PrEP pill will now be free under most insurance plans — The Centers for Medicare and Medicaid Services and the Department of Treasury instructed health insurers to cover Truvada or Descovy, the two approved forms of the HIV prevention pill known as PrEP at no cost for almost all insured individuals. The guidance says insurers are prohibited from charging copays, coinsurance or deductible payments for the quarterly clinic visits and lab tests required to maintain a PrEP prescription. Benjamin Ryan / NBC News

The BIF faces its first Senate test vote — Senate Majority Leader Chuck Schumer scheduled a vote later today to advance debate on the bipartisan infrastructure framework before Congress goes on recess next month. Republicans plan to block the attempt since the text on how to pay for upgrades to the nation’s roads, bridges and transit systems is still being written. Barbara Sprunt / NPR


END YOUR DAY WITH SUPERCREATOR PM — Each afternoon, premium subscribers receive an exclusive bonus update featuring all the news and views I’ve collected from hours of in-depth independent reporting to help you track the power brokers who are deciding the issues that impact you and the people you care about.

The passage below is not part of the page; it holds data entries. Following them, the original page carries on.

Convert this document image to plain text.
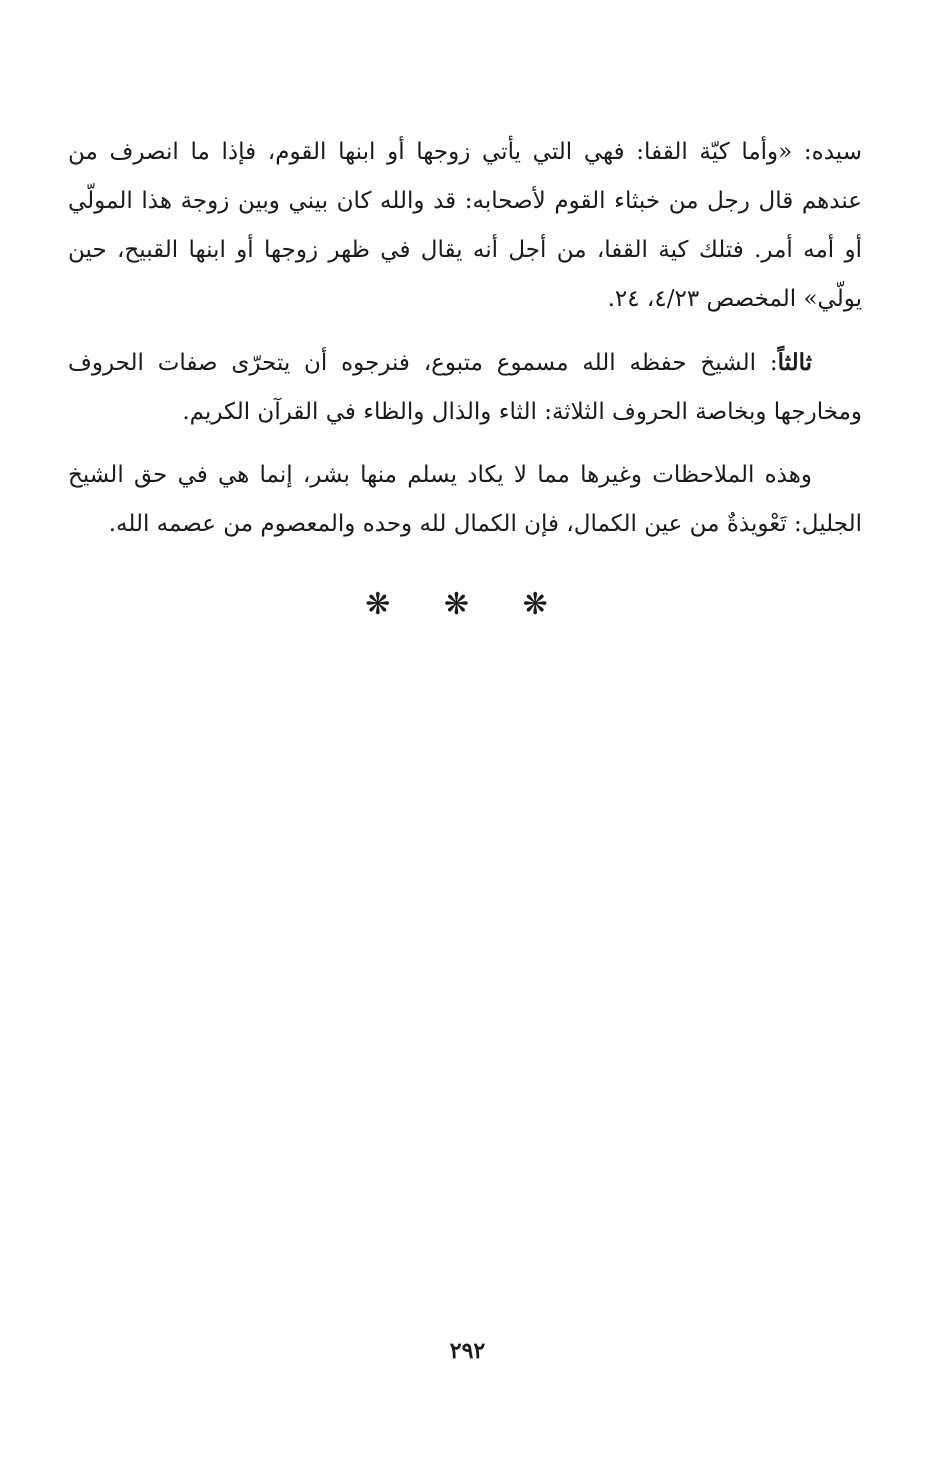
سيده: «وأما كيّة القفا: فهي التي يأتي زوجها أو ابنها القوم، فإذا ما انصرف من عندهم قال رجل من خبثاء القوم لأصحابه: قد والله كان بيني وبين زوجة هذا المولّي أو أمه أمر. فتلك كية القفا، من أجل أنه يقال في ظهر زوجها أو ابنها القبيح، حين يولّي» المخصص ٤/٢٣، ٢٤.

ثالثاً: الشيخ حفظه الله مسموع متبوع، فنرجوه أن يتحرّى صفات الحروف ومخارجها وبخاصة الحروف الثلاثة: الثاء والذال والظاء في القرآن الكريم.

وهذه الملاحظات وغيرها مما لا يكاد يسلم منها بشر، إنما هي في حق الشيخ الجليل: تَعْويذةٌ من عين الكمال، فإن الكمال لله وحده والمعصوم من عصمه الله.

❋ ❋ ❋
٢٩٢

I like to think of Supercreator PM as an evening conversation we’re having over a drink to catch you up on everything you missed while you were creating so can spot the signal from the noise. In yesterday’s issue, I wrote about the Support Through Loss Act, a proposal from two Democratic lawmakers that would provide three days of paid leave for women following a pregnancy loss:

As I was reflecting on this, I kept thinking of the phrase “representation matters,” which has felt a little cliché the past couple of years. But it’s true: Our politics, businesses and arts need an equitable and empowered share of people with a range of lived experiences to make sure that we’re able to express our full humanity — the joy, the grief, the anxiety, the hope — without feeling like doing so would jeopardize our livelihoods.


◇ THE MORNING READ

— ”For Naomi Osaka and Meghan Markle, it’s not about privacy. It’s about mental health” by Michelle Ruiz at Vogue:

Critics crow about privacy every time Meghan, Duchess of Sussex, and/or Prince Harry share a family photo or announce a new project—but detractors were especially emboldened after the landmark Oprah Winfrey interview in March, in which the couple explained they resigned as senior royals after a character assassination of Meghan by Britain’s tabloid media led her to experience suicidal ideation. “Meghan and Harry beg for privacy—but are hungry for attention,” one headline blared. “Harry and Meghan insist on privacy. Apart from when they’re the ones doing the dishing,”  another claimed. But like Osaka, Meghan and Harry never asked for complete privacy. They asked for dignity. They asked to be free of a situation triggering depression and anxiety. They never said they didn’t want to be public people—just public people who aren’t subject to a torrent of racist and sexist abuse.